Worse, the connection between that telemetry module and the drone itself uses an even less-secured radio protocol. The module and drone communicate using so-called Xbee chips created by the Minnesota-based chipmaker Digi International. Those chips, often used in mesh networking, do have built-in encryption capabilities. But in order to avoid latency between the user’s commands and the drone, Rodday says, the quadcopter doesn’t implement that encryption function, leaving the drone open to a man-in-the-middle attack in which another malicious machine could join the same network. That interloper, whom Rodday says could be farther than a mile away, could then send commands to the module and drone that reroute packets on the network, establishing communications between the drone and the intruder and intercepting or dropping any commands from the drone’s operator. (Rodday based that attack distance on the range listed in the drone’s manual. He tested his attack at only around 30 feet in his own lab.)
In a proof-of-concept exploit he plans to show in his RSA talk and which he demonstrated for WIRED, Rodday can inject a command to turn on the drone’s motors without touching the tablet or telemetry box meant to control it. But in a more malicious attack, he says an unseen hijacker could just as easily control the quadcopter to make it unresponsive, or worse, to crash it into a building—or to simply fly it away and steal it. “If you think as an attacker, someone could do this only for fun, or also to cause harm or to make a mess out of a daily surveillance procedure,” says Rodday. “You can send a command to the camera, to turn it to the wrong side so they don’t receive the desired information…or you can steal the drone, all the equipment attached to it, and its information.”
Rodday says he’s alerted the drone’s manufacturer to the security flaws he’s found, and the company plans to fix the issue in the next version of the quadcopter that it sells. But there’s no easy fix for the UAVs already in customers’ hands, Rodday says. The quadcopters aren’t connected to the internet, so they can’t download a security update. Even if the company did release new firmware that could be downloaded to a PC or tablet and installed on the flying machines to enable the encryption on the drones’ Xbee chips, Rodday says that update would slow down the drone’s responsiveness to commands, which the quadcopter’s manufacturer may be reluctant to do. Instead, he says that enabling encryption without adding latency would require adding another chip dedicated specifically to those security functions. “A patch over the internet isn’t sufficient,” says Ricardo Schmidt, Rodday’s former advisor at the University of Twente. “The product needs to be recalled.”
The radio connection problems Rodday found may not be confined to the single, unnamed drone that he tested.

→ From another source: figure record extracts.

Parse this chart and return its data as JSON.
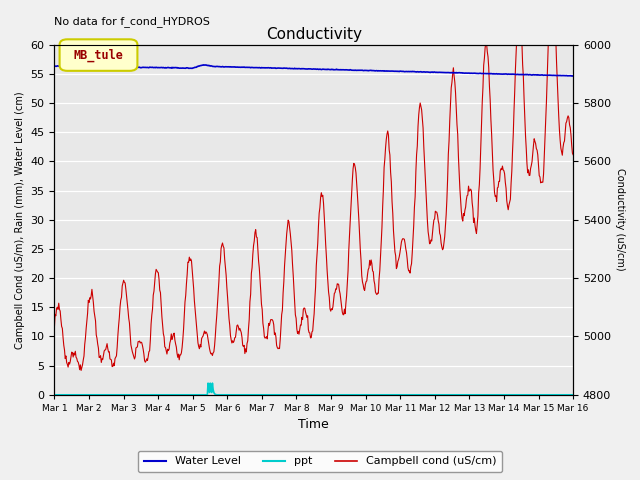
{
  "title": "Conductivity",
  "top_left_text": "No data for f_cond_HYDROS",
  "xlabel": "Time",
  "ylabel_left": "Campbell Cond (uS/m), Rain (mm), Water Level (cm)",
  "ylabel_right": "Conductivity (uS/cm)",
  "ylim_left": [
    0,
    60
  ],
  "ylim_right": [
    4800,
    6000
  ],
  "xtick_labels": [
    "Mar 1",
    "Mar 2",
    "Mar 3",
    "Mar 4",
    "Mar 5",
    "Mar 6",
    "Mar 7",
    "Mar 8",
    "Mar 9",
    "Mar 10",
    "Mar 11",
    "Mar 12",
    "Mar 13",
    "Mar 14",
    "Mar 15",
    "Mar 16"
  ],
  "background_color": "#e8e8e8",
  "legend_box_label": "MB_tule",
  "legend_box_color": "#ffffcc",
  "legend_box_edge": "#cccc00",
  "legend_box_text_color": "#990000",
  "water_level_color": "#0000cc",
  "ppt_color": "#00cccc",
  "campbell_color": "#cc0000",
  "fig_bg_color": "#f0f0f0"
}
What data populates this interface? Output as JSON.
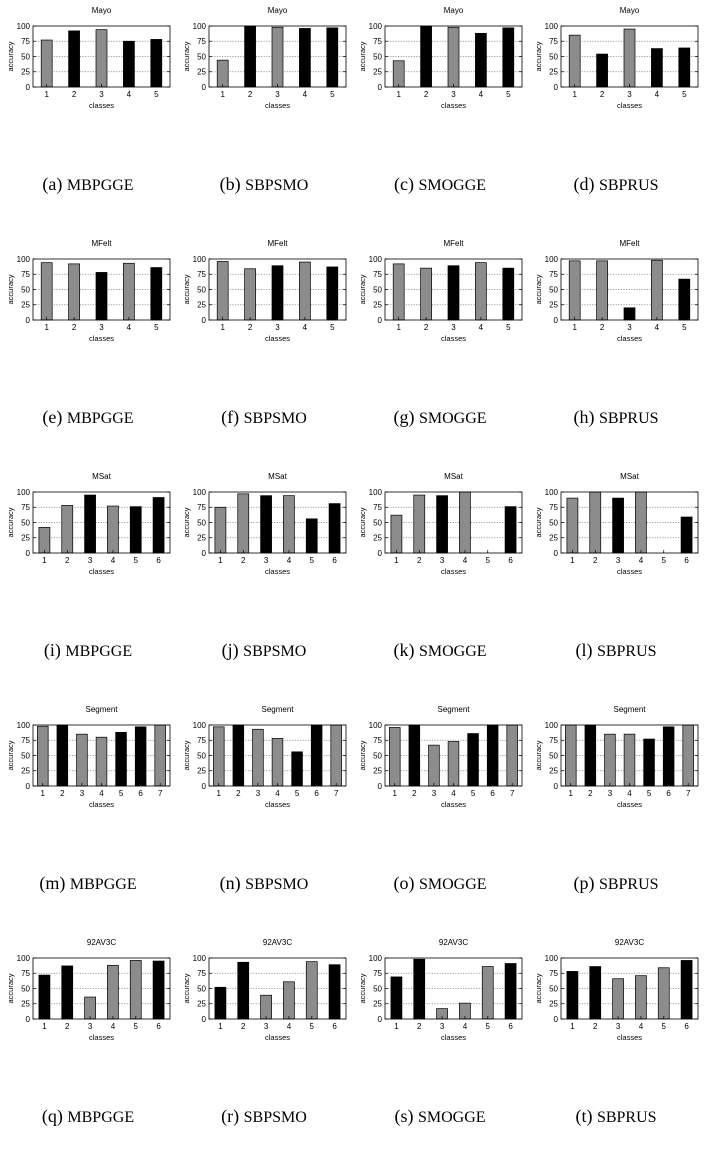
{
  "colors": {
    "gray": "#8c8c8c",
    "black": "#000000",
    "grid": "#808080"
  },
  "axis": {
    "ylabel": "accuracy",
    "xlabel": "classes",
    "yticks": [
      0,
      25,
      50,
      75,
      100
    ],
    "ylim": [
      0,
      100
    ]
  },
  "chart_data": [
    {
      "type": "bar",
      "title": "Mayo",
      "caption": "(a)",
      "method": "MBPGGE",
      "categories": [
        "1",
        "2",
        "3",
        "4",
        "5"
      ],
      "values": [
        77,
        92,
        94,
        75,
        78
      ],
      "colors": [
        "gray",
        "black",
        "gray",
        "black",
        "black"
      ]
    },
    {
      "type": "bar",
      "title": "Mayo",
      "caption": "(b)",
      "method": "SBPSMO",
      "categories": [
        "1",
        "2",
        "3",
        "4",
        "5"
      ],
      "values": [
        44,
        100,
        98,
        96,
        97
      ],
      "colors": [
        "gray",
        "black",
        "gray",
        "black",
        "black"
      ]
    },
    {
      "type": "bar",
      "title": "Mayo",
      "caption": "(c)",
      "method": "SMOGGE",
      "categories": [
        "1",
        "2",
        "3",
        "4",
        "5"
      ],
      "values": [
        43,
        100,
        98,
        88,
        97
      ],
      "colors": [
        "gray",
        "black",
        "gray",
        "black",
        "black"
      ]
    },
    {
      "type": "bar",
      "title": "Mayo",
      "caption": "(d)",
      "method": "SBPRUS",
      "categories": [
        "1",
        "2",
        "3",
        "4",
        "5"
      ],
      "values": [
        85,
        54,
        95,
        63,
        64
      ],
      "colors": [
        "gray",
        "black",
        "gray",
        "black",
        "black"
      ]
    },
    {
      "type": "bar",
      "title": "MFelt",
      "caption": "(e)",
      "method": "MBPGGE",
      "categories": [
        "1",
        "2",
        "3",
        "4",
        "5"
      ],
      "values": [
        94,
        92,
        78,
        93,
        86
      ],
      "colors": [
        "gray",
        "gray",
        "black",
        "gray",
        "black"
      ]
    },
    {
      "type": "bar",
      "title": "MFelt",
      "caption": "(f)",
      "method": "SBPSMO",
      "categories": [
        "1",
        "2",
        "3",
        "4",
        "5"
      ],
      "values": [
        96,
        84,
        89,
        95,
        87
      ],
      "colors": [
        "gray",
        "gray",
        "black",
        "gray",
        "black"
      ]
    },
    {
      "type": "bar",
      "title": "MFelt",
      "caption": "(g)",
      "method": "SMOGGE",
      "categories": [
        "1",
        "2",
        "3",
        "4",
        "5"
      ],
      "values": [
        92,
        85,
        89,
        94,
        85
      ],
      "colors": [
        "gray",
        "gray",
        "black",
        "gray",
        "black"
      ]
    },
    {
      "type": "bar",
      "title": "MFelt",
      "caption": "(h)",
      "method": "SBPRUS",
      "categories": [
        "1",
        "2",
        "3",
        "4",
        "5"
      ],
      "values": [
        97,
        97,
        20,
        98,
        67
      ],
      "colors": [
        "gray",
        "gray",
        "black",
        "gray",
        "black"
      ]
    },
    {
      "type": "bar",
      "title": "MSat",
      "caption": "(i)",
      "method": "MBPGGE",
      "categories": [
        "1",
        "2",
        "3",
        "4",
        "5",
        "6"
      ],
      "values": [
        42,
        78,
        95,
        77,
        76,
        91
      ],
      "colors": [
        "gray",
        "gray",
        "black",
        "gray",
        "black",
        "black"
      ]
    },
    {
      "type": "bar",
      "title": "MSat",
      "caption": "(j)",
      "method": "SBPSMO",
      "categories": [
        "1",
        "2",
        "3",
        "4",
        "5",
        "6"
      ],
      "values": [
        75,
        97,
        94,
        94,
        56,
        81
      ],
      "colors": [
        "gray",
        "gray",
        "black",
        "gray",
        "black",
        "black"
      ]
    },
    {
      "type": "bar",
      "title": "MSat",
      "caption": "(k)",
      "method": "SMOGGE",
      "categories": [
        "1",
        "2",
        "3",
        "4",
        "5",
        "6"
      ],
      "values": [
        62,
        95,
        94,
        100,
        0,
        76
      ],
      "colors": [
        "gray",
        "gray",
        "black",
        "gray",
        "black",
        "black"
      ]
    },
    {
      "type": "bar",
      "title": "MSat",
      "caption": "(l)",
      "method": "SBPRUS",
      "categories": [
        "1",
        "2",
        "3",
        "4",
        "5",
        "6"
      ],
      "values": [
        90,
        100,
        90,
        100,
        0,
        59
      ],
      "colors": [
        "gray",
        "gray",
        "black",
        "gray",
        "black",
        "black"
      ]
    },
    {
      "type": "bar",
      "title": "Segment",
      "caption": "(m)",
      "method": "MBPGGE",
      "categories": [
        "1",
        "2",
        "3",
        "4",
        "5",
        "6",
        "7"
      ],
      "values": [
        98,
        100,
        85,
        80,
        88,
        97,
        100
      ],
      "colors": [
        "gray",
        "black",
        "gray",
        "gray",
        "black",
        "black",
        "gray"
      ]
    },
    {
      "type": "bar",
      "title": "Segment",
      "caption": "(n)",
      "method": "SBPSMO",
      "categories": [
        "1",
        "2",
        "3",
        "4",
        "5",
        "6",
        "7"
      ],
      "values": [
        97,
        100,
        93,
        78,
        56,
        100,
        100
      ],
      "colors": [
        "gray",
        "black",
        "gray",
        "gray",
        "black",
        "black",
        "gray"
      ]
    },
    {
      "type": "bar",
      "title": "Segment",
      "caption": "(o)",
      "method": "SMOGGE",
      "categories": [
        "1",
        "2",
        "3",
        "4",
        "5",
        "6",
        "7"
      ],
      "values": [
        96,
        100,
        67,
        73,
        86,
        100,
        100
      ],
      "colors": [
        "gray",
        "black",
        "gray",
        "gray",
        "black",
        "black",
        "gray"
      ]
    },
    {
      "type": "bar",
      "title": "Segment",
      "caption": "(p)",
      "method": "SBPRUS",
      "categories": [
        "1",
        "2",
        "3",
        "4",
        "5",
        "6",
        "7"
      ],
      "values": [
        100,
        100,
        85,
        85,
        77,
        97,
        100
      ],
      "colors": [
        "gray",
        "black",
        "gray",
        "gray",
        "black",
        "black",
        "gray"
      ]
    },
    {
      "type": "bar",
      "title": "92AV3C",
      "caption": "(q)",
      "method": "MBPGGE",
      "categories": [
        "1",
        "2",
        "3",
        "4",
        "5",
        "6"
      ],
      "values": [
        72,
        87,
        36,
        88,
        96,
        95
      ],
      "colors": [
        "black",
        "black",
        "gray",
        "gray",
        "gray",
        "black"
      ]
    },
    {
      "type": "bar",
      "title": "92AV3C",
      "caption": "(r)",
      "method": "SBPSMO",
      "categories": [
        "1",
        "2",
        "3",
        "4",
        "5",
        "6"
      ],
      "values": [
        52,
        93,
        39,
        61,
        94,
        89
      ],
      "colors": [
        "black",
        "black",
        "gray",
        "gray",
        "gray",
        "black"
      ]
    },
    {
      "type": "bar",
      "title": "92AV3C",
      "caption": "(s)",
      "method": "SMOGGE",
      "categories": [
        "1",
        "2",
        "3",
        "4",
        "5",
        "6"
      ],
      "values": [
        69,
        98,
        17,
        26,
        86,
        91
      ],
      "colors": [
        "black",
        "black",
        "gray",
        "gray",
        "gray",
        "black"
      ]
    },
    {
      "type": "bar",
      "title": "92AV3C",
      "caption": "(t)",
      "method": "SBPRUS",
      "categories": [
        "1",
        "2",
        "3",
        "4",
        "5",
        "6"
      ],
      "values": [
        78,
        86,
        66,
        71,
        84,
        96
      ],
      "colors": [
        "black",
        "black",
        "gray",
        "gray",
        "gray",
        "black"
      ]
    }
  ]
}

He says he contacted other drone sellers that use the Xbee radio protocol to ask for information about how they secure their UAVs’ communications, but he didn’t get a response. “I think this vulnerability exists in a lot of other setups,” he speculates. “The impact of the whole thing is bigger than this manufacturer.”

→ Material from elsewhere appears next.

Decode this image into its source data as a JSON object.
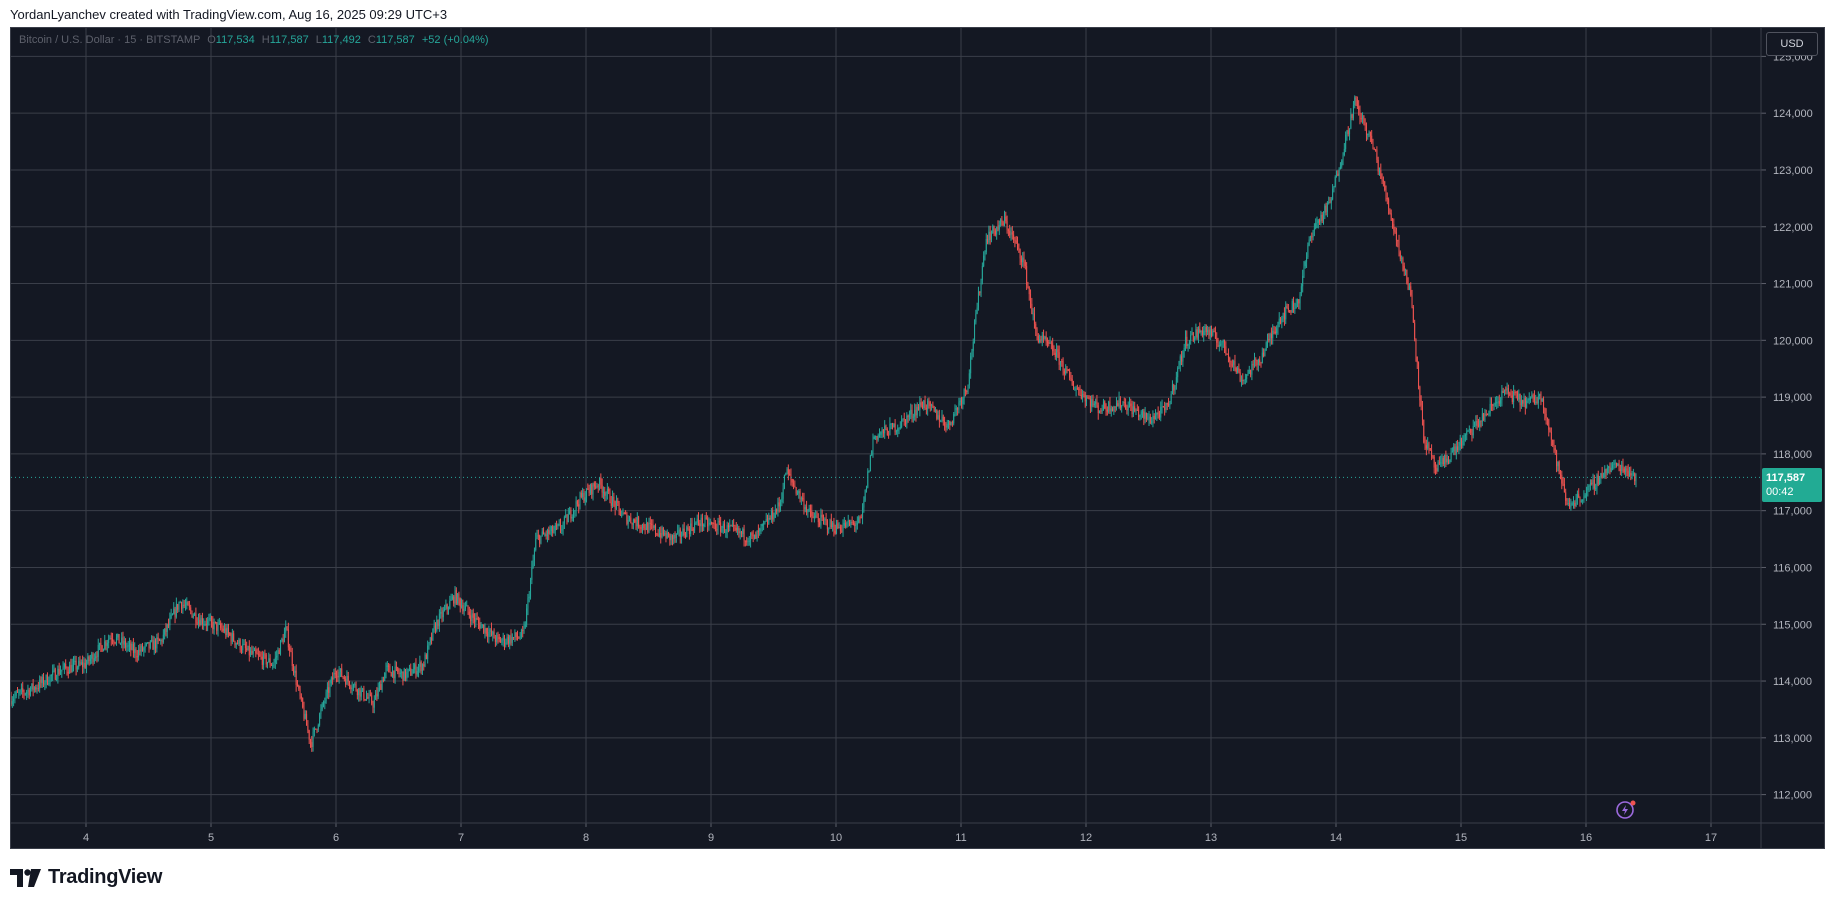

In fact, Rodday’s hack isn’t the first public demonstration of quadcopters’ insecurity. Hacker Samy Kamkar revealed in late 2013 that Parrot AR’s far-cheaper and more common quadcopters didn’t secure their Wi-Fi connections at all. So he built Skyjack, a drone equipped with a Raspberry Pi minicomputer, designed to chase down other quadcopters and take control of them mid-flight. Kamkar says he’s checked out of the security of two other consumer drones and believes they could fall prey to similar attacks, though he has yet to develop the tools to demonstrate as much and declined to name the drones he tested until he has. “It’s all the same story: really poor authentication or no authentication,” Kamkar says.

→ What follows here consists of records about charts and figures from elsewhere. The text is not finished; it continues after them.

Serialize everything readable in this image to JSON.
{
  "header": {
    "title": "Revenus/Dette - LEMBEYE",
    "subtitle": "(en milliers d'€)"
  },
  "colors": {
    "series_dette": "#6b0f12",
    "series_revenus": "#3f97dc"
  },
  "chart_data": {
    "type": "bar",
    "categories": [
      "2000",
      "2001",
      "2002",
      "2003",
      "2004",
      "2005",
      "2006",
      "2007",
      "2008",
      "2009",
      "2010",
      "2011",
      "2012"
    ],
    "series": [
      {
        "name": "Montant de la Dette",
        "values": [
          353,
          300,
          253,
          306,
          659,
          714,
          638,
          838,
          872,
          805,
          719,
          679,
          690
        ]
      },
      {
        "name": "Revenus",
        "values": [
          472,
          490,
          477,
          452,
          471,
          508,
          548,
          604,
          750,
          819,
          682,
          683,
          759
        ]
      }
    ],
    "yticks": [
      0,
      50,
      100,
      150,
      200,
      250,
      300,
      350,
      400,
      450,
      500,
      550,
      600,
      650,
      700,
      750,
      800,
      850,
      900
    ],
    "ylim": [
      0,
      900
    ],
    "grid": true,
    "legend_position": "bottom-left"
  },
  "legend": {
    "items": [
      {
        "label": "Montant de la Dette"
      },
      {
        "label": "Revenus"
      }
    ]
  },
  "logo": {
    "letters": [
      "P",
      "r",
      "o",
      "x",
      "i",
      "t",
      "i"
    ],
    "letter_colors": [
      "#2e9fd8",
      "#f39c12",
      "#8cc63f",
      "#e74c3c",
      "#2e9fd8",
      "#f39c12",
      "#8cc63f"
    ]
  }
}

But Rodday’s research proves that problem for what’s likely the most expensive drone yet—and one that’s used for more serious applications than high-altitude selfies. “What if a massive, expensive drone like this gets taken over?” Kamkar asks. “It’s an interesting attack. And there will be others out there.”
1Updated 3/2/2015 10am EST to clarify that Rodday’s research was conducted during his time as a graduate researcher at the University of Twente, not at IBM.